Часы показывали без пяти пять. Дождь стекал по ветровому стеклу, стеклоочиститель скрипел, совершая равномерные движения. Через образующийся треугольник на стекле Гарри наблюдал за выходом из тюрьмы.
Утро было холодное и мрачное. Серые дождевые облака, гонимые ледяным ветром, медленно передвигались по небу.
Гарри нервно курил. Он положил руки на руль и уставился глазами на высокие металлические двери, которые отделяли его от Клер девять месяцев. Она должна была выйти в восемь часов. Все эти долгие месяцы, что она провела в тюрьме, Гарри не видел ее.
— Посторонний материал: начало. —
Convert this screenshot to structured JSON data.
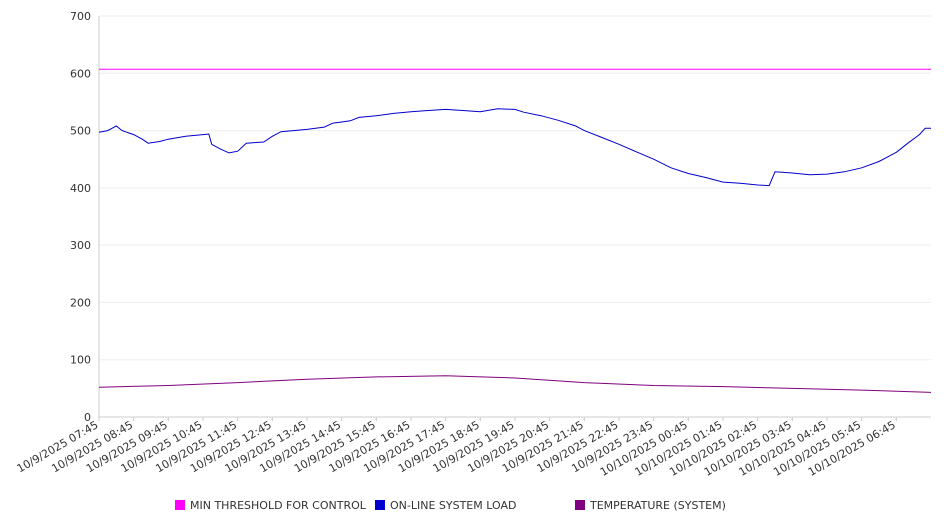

После суда Гарри поговорил с ней несколько минут. Паркинс провел его длинным коридором с белыми керамическими стенами, напоминающими общественные места, где Клер сидела в ожидании перевода в тюрьму.
Она казалась спокойной и холодной, как гранит. Гарри даже чудилось, будто он прощался с незнакомкой.
– Никогда не посещай меня, – сказала Клер, держась на расстоянии. – Никогда не пиши. Я не хочу помнить о тебе. Я откажусь тебя видеть, если ты придешь, и не буду читать твои письма.
– Хорошо, – пообещал Гарри, – но я не забуду тебя, Клер.
Она усмехнулась и ответила:
– Ты меня наверняка забудешь.
Потом вошла женщина-надзиратель, и Клер внимательно посмотрела на Гарри, словно стараясь запечатлеть его образ, и медленно пошла за надзирательницей, держа высоко голову и закусив нижнюю губу.